三月一日,春天的第一个早晨。
顾念白醒来的时候,阳光已经从窗帘缝里挤进来。跟冬天的阳光不一样——冬天的阳光是白的,薄薄的,像一张纸。今天的阳光是金黄色的,厚厚的,像一层蜂蜜涂在被子上。他躺了一会儿,让阳光晒着他的手背。暖的,不是那种“不冷”的暖,是那种“热了”的暖。春天真的来了。
他起床走到窗前,窗外的桂花树上,新叶子已经长得很大了。嫩绿色的,在晨光里几乎是透明的。风一吹,整棵树都在动,像在跳舞。他看了很久,然后拍了张照片,发给了母亲,配文:“妈,春天来了。”母亲回了一个字:“嗯。”过了一分钟又发了一条:“妈这边也春天了。你房间那盆花发了。”顾念白发了一个笑脸。
上午,他去了店里。把卷帘门推上去,阳光涌进来,照在工作台上,照在窗台上的花盆上。他蹲下来看那盆“未知品种”,土还是黑的,平平的,什么也没有。但他不着急。去年那盆“春天”等了两个月才发,今年这盆也许会快一点,也许不会。不急。
他坐了一会儿,没有修相机。阳光从窗户照进来,照在他的手上,暖洋洋的。他在想,三月了,摄影课要重新开了。他给王老师发了条消息:“王老师,摄影课下周六开。还是老时间。”王老师回得很快:“好!我跟孩子们说。”他放下手机,看着窗外的桂花树。新叶在风里摇着,像无数只小手在打招呼。去年三月他在吃药、失眠、不想出门。今年三月他在等花开、等摄影课开、等朋友来。
三月五日,惊蛰。母亲打电话来说要吃梨,说惊蛰吃梨润肺。顾念白去巷口水果店买了一个梨,削了皮,切成块,放在碗里。拍了张照片发到群里,配文:“惊蛰。吃梨。”他吃了那块梨。很甜,很多汁,像春天本身。
三月八日,摄影课重新开了。还是那个城中村,还是那个社区活动中心,还是那群孩子。有的长高了,有的换了门牙,有的新来的。顾念白走进教室的时候,孩子们安静了一下,然后异口同声地喊了一声:“小白老师好!”声音很大,在小小的教室里回荡。他站在讲台上,看着那些脸。有的认识,有的不认识。认识的长高了,不认识的眼睛里带着好奇。

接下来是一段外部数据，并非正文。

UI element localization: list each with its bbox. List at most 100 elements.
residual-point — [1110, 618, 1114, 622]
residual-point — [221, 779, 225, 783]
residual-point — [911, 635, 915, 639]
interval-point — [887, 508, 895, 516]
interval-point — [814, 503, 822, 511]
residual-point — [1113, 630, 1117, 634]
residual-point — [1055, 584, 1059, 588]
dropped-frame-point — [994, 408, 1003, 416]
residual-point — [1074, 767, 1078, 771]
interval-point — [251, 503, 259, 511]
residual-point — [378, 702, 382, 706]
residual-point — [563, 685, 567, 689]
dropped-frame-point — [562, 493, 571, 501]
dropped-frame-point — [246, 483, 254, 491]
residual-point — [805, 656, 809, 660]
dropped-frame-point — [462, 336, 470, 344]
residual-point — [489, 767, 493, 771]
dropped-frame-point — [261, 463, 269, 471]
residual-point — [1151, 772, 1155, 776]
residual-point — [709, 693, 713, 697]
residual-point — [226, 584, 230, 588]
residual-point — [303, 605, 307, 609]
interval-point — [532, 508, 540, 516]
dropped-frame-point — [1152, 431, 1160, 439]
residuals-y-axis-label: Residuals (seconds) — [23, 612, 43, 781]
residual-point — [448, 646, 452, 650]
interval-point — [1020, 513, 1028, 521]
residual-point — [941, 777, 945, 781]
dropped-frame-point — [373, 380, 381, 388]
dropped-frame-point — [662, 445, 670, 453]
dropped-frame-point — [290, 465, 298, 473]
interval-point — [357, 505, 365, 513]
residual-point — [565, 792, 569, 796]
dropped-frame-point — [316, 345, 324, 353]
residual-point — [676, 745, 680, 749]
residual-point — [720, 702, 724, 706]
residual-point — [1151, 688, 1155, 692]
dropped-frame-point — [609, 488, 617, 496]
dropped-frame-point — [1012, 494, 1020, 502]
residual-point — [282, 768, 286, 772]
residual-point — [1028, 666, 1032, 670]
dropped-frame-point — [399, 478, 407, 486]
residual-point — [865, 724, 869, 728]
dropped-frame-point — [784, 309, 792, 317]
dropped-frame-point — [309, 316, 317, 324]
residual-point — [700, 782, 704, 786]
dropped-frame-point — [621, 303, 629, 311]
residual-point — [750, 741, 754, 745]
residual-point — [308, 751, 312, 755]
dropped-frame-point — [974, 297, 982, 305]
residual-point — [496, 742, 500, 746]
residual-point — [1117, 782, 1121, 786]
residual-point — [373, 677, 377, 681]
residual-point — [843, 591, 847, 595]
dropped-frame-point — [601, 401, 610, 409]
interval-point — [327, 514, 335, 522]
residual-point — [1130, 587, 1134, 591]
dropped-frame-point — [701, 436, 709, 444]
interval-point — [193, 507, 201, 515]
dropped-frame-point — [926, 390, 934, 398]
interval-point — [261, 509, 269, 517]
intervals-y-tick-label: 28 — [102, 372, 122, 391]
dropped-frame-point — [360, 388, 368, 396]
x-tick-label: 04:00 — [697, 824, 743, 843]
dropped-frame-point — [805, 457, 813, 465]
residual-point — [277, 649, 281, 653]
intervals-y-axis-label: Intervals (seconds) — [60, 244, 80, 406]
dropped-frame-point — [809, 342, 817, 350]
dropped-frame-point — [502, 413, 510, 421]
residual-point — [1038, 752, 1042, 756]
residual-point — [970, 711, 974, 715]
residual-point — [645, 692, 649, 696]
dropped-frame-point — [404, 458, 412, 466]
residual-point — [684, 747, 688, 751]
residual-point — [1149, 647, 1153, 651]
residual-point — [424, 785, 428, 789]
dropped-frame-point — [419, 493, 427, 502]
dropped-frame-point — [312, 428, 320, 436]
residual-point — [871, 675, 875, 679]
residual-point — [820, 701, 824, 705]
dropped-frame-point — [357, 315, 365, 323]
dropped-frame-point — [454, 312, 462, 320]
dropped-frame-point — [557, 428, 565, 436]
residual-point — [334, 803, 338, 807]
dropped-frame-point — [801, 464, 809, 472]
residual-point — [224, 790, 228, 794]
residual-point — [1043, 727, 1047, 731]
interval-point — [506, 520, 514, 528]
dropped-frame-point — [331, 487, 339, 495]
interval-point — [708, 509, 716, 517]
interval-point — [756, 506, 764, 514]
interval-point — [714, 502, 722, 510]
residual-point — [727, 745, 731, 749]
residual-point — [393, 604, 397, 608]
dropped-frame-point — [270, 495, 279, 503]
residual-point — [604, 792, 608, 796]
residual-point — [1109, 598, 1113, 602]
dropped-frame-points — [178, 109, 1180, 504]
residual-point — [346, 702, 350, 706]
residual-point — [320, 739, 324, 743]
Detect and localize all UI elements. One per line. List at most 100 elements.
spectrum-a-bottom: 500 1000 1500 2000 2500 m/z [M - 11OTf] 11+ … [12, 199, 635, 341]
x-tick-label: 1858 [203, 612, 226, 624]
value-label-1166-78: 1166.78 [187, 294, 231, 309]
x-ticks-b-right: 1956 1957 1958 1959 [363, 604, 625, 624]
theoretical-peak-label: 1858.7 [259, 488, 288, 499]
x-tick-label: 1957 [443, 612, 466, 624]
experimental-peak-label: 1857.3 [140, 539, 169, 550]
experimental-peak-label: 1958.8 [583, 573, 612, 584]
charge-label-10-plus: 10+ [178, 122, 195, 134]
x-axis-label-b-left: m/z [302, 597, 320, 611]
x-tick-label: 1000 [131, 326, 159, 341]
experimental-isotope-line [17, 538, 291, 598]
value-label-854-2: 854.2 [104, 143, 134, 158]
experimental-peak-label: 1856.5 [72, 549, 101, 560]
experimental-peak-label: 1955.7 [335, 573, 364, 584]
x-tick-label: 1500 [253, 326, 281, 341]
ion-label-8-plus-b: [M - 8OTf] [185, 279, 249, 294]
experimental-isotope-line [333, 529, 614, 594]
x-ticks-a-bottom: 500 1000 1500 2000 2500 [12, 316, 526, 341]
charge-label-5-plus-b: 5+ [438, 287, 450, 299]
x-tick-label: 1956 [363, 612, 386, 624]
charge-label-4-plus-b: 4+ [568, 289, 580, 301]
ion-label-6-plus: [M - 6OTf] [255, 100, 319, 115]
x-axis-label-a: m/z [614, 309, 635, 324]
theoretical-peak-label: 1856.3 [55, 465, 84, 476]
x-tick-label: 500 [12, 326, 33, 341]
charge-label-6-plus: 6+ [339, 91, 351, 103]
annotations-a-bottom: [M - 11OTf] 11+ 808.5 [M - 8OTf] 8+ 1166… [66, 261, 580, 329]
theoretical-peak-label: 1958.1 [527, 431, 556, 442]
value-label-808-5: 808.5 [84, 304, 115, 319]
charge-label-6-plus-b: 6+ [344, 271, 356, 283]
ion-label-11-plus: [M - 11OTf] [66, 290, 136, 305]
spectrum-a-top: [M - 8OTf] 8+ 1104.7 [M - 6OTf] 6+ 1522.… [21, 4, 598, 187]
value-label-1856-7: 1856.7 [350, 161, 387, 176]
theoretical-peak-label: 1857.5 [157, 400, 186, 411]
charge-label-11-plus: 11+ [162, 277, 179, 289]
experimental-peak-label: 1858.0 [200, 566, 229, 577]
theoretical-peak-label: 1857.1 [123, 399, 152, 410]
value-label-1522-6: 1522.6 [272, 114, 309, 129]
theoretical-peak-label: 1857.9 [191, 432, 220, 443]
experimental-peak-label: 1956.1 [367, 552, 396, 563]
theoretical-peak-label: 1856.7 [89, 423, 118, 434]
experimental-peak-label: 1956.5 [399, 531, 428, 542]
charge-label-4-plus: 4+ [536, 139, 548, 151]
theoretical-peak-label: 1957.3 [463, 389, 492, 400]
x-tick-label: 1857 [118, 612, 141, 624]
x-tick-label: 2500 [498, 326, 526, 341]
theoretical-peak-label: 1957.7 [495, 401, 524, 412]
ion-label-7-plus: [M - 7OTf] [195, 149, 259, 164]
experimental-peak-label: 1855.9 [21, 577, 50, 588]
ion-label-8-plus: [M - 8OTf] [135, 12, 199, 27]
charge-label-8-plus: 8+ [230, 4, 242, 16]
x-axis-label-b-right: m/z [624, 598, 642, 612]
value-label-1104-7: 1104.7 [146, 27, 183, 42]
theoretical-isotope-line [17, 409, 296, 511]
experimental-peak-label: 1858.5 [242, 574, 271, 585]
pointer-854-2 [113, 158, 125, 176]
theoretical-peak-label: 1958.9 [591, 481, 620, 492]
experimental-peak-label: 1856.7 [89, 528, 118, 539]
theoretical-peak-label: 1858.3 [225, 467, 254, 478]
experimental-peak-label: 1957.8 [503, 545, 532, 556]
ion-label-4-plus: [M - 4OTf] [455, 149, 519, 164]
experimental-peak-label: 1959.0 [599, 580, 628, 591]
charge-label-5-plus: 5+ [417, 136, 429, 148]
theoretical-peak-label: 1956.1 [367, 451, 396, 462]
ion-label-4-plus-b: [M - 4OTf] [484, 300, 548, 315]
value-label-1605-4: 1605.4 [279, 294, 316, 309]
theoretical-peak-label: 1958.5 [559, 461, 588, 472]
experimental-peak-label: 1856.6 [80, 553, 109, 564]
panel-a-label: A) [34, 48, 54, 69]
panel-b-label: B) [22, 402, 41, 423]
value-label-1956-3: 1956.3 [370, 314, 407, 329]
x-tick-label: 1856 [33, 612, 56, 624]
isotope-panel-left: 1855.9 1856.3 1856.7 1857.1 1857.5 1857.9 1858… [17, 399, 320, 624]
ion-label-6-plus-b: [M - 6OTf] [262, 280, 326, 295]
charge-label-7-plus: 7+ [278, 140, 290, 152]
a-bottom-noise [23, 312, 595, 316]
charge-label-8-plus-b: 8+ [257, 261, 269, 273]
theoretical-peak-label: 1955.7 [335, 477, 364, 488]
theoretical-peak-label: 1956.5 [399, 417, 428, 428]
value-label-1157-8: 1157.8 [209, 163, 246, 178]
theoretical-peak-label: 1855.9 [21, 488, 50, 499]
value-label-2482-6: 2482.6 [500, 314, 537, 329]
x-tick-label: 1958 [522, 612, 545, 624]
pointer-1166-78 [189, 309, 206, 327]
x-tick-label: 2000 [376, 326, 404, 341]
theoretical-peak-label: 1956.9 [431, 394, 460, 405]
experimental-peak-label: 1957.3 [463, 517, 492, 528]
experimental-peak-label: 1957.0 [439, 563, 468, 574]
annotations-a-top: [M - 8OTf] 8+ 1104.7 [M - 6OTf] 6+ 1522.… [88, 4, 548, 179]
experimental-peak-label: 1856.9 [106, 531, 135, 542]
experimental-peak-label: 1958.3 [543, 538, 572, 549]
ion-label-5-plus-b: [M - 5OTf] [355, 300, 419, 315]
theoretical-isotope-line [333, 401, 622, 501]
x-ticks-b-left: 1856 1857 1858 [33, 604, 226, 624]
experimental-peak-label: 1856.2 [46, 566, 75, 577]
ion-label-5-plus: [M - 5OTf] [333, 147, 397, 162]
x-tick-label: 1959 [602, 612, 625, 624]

他打开背包,把相机一台一台拿出来,摆在桌上。五台胶片相机,老旧的,修好的。他拿起第一台,看着孩子们。“去年教的,还记得吗?”一个男孩举手。“快门!光圈!对焦!”“对。那今年教什么?”另一个女孩举手。“教我们拍春天!”顾念白笑了一下。“好。拍春天。”
那天的课很简单。他带着孩子们走到活动中心外面的小院子里,让他们拍树上的新芽、墙角的小花、天空的云。孩子们跑着、蹲着、趴着,把相机对准每一个他们觉得好看的东西。顾念白站在边上看着他们。阳光照在他们身上,照在他们手里的相机上。他们在拍春天,春天也拍到了他们。
傍晚,他回到家,发了一条动态。一张照片——孩子们在院子里拍花的背影,阳光把他们的影子拉得很长。配文:“三月。摄影课重新开了。孩子们在拍春天。”
评论区有人说:“念白哥,你也拍春天吗?”他回:“拍。”有人说:“念白哥,春天来了,你好了吗?”他回:“在好了。”有人在,就有希望。孩子们在拍春天,他也在拍春天。他拍的春天跟别人拍的春天不一样——他拍的是孩子,孩子在拍花。他在拍那些在拍春天的人。春天不仅是花开了,也是有人开始看了。
那天晚上,他坐在工作台前,看着窗台上的花盆。土还是黑的,平平的,什么也没有。但他知道种子在里面,在土里,在黑暗里,在等着。他在等,种子也在等。他们等的是同一件事——春天的真正到来。不是日历上的春天,是种子发了、花开了、人来了的春天。快了。